Tuesday, April 04, 2006

Conquest Of Mars: A SciFi Oldie And Goodie Enough.

Garrett Servis is not well known for his contribution to science fiction. The glory goes to his contemporary, H.G. Wells. But in 1898 Servis published Edison's Conquest of Mars a groundbreaking sequel to The War of the Worlds by Wells.

Servis's novel is available now through Apogee Books. The book tells the story of Earth's counterattack against the Martians. Fortunately for the Earthlings Thomas Edison invents an electric space drive and disintegrator gun. Armed with their new weapons and flying their new ships, an international fleet exacts Earth's revenge on Mars for the unprovoked attack chronicled by Wells.

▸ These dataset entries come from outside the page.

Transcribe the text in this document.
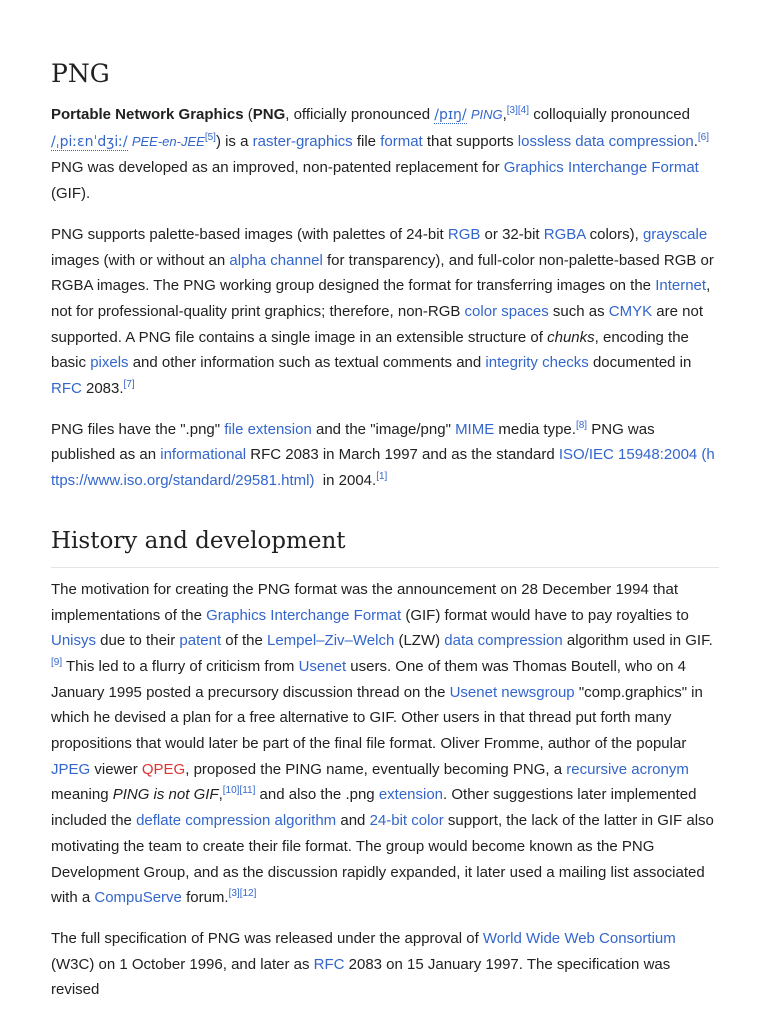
PNG

Portable Network Graphics (PNG, officially pronounced /pɪŋ/ PING,[3][4] colloquially pronounced
/ˌpiːɛnˈdʒiː/ PEE-en-JEE[5]) is a raster-graphics file format that supports lossless data compression.[6] PNG was developed as an improved, non-patented replacement for Graphics Interchange Format (GIF).

PNG supports palette-based images (with palettes of 24-bit RGB or 32-bit RGBA colors), grayscale images (with or without an alpha channel for transparency), and full-color non-palette-based RGB or RGBA images. The PNG working group designed the format for transferring images on the Internet, not for professional-quality print graphics; therefore, non-RGB color spaces such as CMYK are not supported. A PNG file contains a single image in an extensible structure of chunks, encoding the basic pixels and other information such as textual comments and integrity checks documented in RFC 2083.[7]

PNG files have the ".png" file extension and the "image/png" MIME media type.[8] PNG was published as an informational RFC 2083 in March 1997 and as the standard ISO/IEC 15948:2004 (https://www.iso.org/standard/29581.html)  in 2004.[1]

History and development

The motivation for creating the PNG format was the announcement on 28 December 1994 that implementations of the Graphics Interchange Format (GIF) format would have to pay royalties to Unisys due to their patent of the Lempel–Ziv–Welch (LZW) data compression algorithm used in GIF.[9] This led to a flurry of criticism from Usenet users. One of them was Thomas Boutell, who on 4 January 1995 posted a precursory discussion thread on the Usenet newsgroup "comp.graphics" in which he devised a plan for a free alternative to GIF. Other users in that thread put forth many propositions that would later be part of the final file format. Oliver Fromme, author of the popular JPEG viewer QPEG, proposed the PING name, eventually becoming PNG, a recursive acronym meaning PING is not GIF,[10][11] and also the .png extension. Other suggestions later implemented included the deflate compression algorithm and 24-bit color support, the lack of the latter in GIF also motivating the team to create their file format. The group would become known as the PNG Development Group, and as the discussion rapidly expanded, it later used a mailing list associated with a CompuServe forum.[3][12]

The full specification of PNG was released under the approval of World Wide Web Consortium (W3C) on 1 October 1996, and later as RFC 2083 on 15 January 1997. The specification was revised
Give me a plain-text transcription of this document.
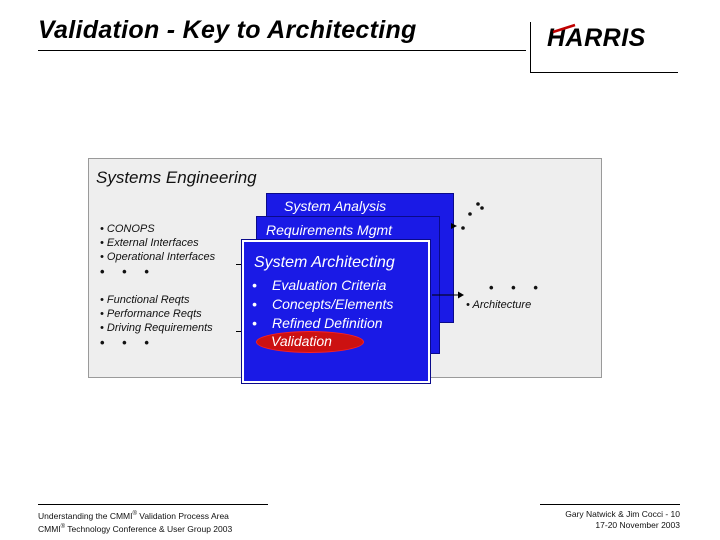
Validation - Key to Architecting	HARRIS
Systems Engineering
• CONOPS
• External Interfaces
• Operational Interfaces
• • •
• Functional Reqts
• Performance Reqts
• Driving Requirements
• • •
System Analysis
Requirements Mgmt
System Architecting
• Evaluation Criteria
• Concepts/Elements
• Refined Definition
Validation
• • •
• Architecture
Understanding the CMMI® Validation Process Area
CMMI® Technology Conference & User Group 2003
Gary Natwick & Jim Cocci - 10
17-20 November 2003
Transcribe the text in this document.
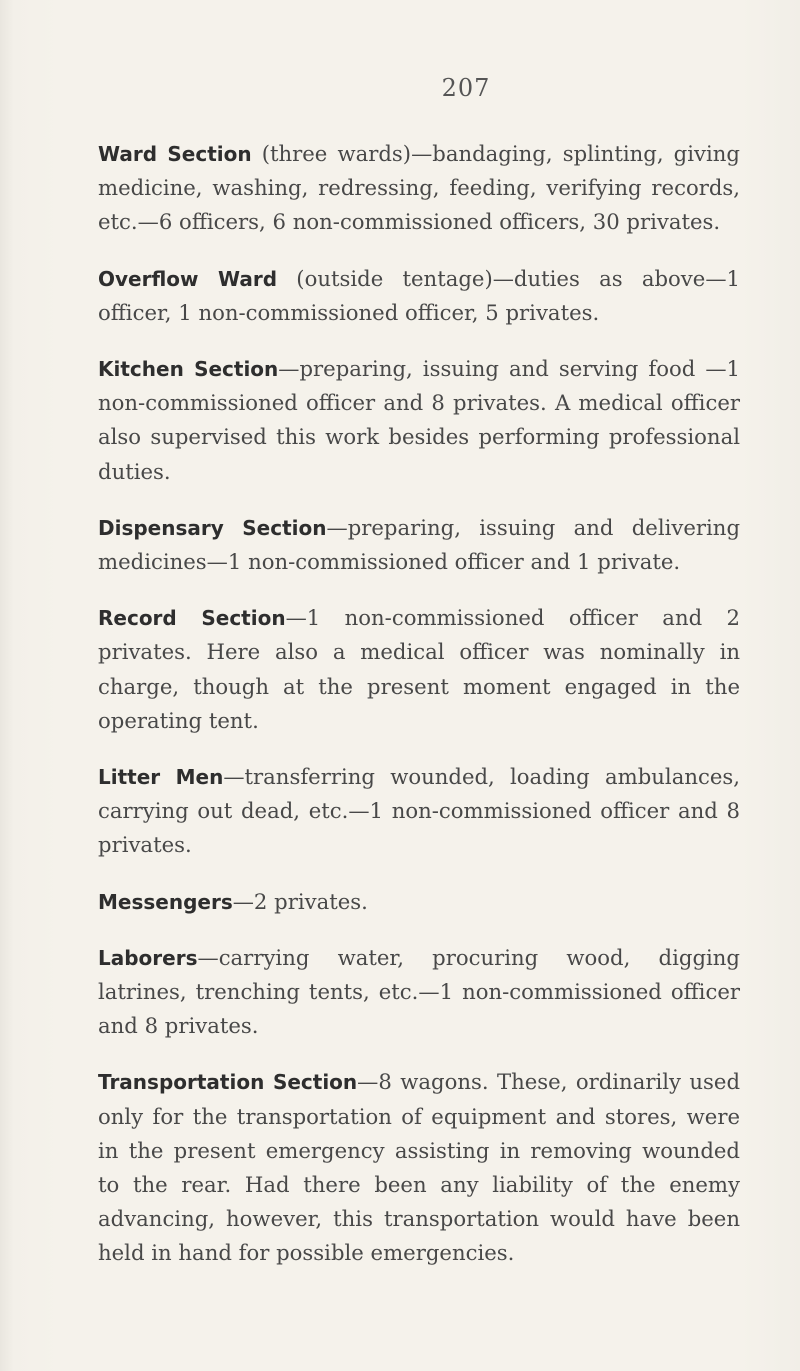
207

Ward Section (three wards)—bandaging, splinting, giving medicine, washing, redressing, feeding, verifying records, etc.—6 officers, 6 non-commissioned officers, 30 privates.

Overflow Ward (outside tentage)—duties as above—1 officer, 1 non-commissioned officer, 5 privates.

Kitchen Section—preparing, issuing and serving food —1 non-commissioned officer and 8 privates. A medical officer also supervised this work besides performing professional duties.

Dispensary Section—preparing, issuing and delivering medicines—1 non-commissioned officer and 1 private.

Record Section—1 non-commissioned officer and 2 privates. Here also a medical officer was nominally in charge, though at the present moment engaged in the operating tent.

Litter Men—transferring wounded, loading ambulances, carrying out dead, etc.—1 non-commissioned officer and 8 privates.

Messengers—2 privates.

Laborers—carrying water, procuring wood, digging latrines, trenching tents, etc.—1 non-commissioned officer and 8 privates.

Transportation Section—8 wagons. These, ordinarily used only for the transportation of equipment and stores, were in the present emergency assisting in removing wounded to the rear. Had there been any liability of the enemy advancing, however, this transportation would have been held in hand for possible emergencies.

The writing is somewhat stilted and some of the ideas come off as mildly offensive to modern sensibilities. But overall the book is a decent read.

The novel is touted by the publisher as an overlooked classic in science fiction that introduced a host of firsts to the genre: space battles, alien abductions, disintegrator beams, cigar-shaped spaceships, and aliens building the pyramids. It's also praised for its scientific accuracy and predictions.

Servis contributes another staple of science fiction. The easy victory by the good guys because they attack the single vulnerability of the bad guys: think the central computer in Independence Day, the power station of the Death Star and centrally-controlled robots in Star Wars, for example.

Oh yeah, and it's a sequel. Where would science fiction be without sequels?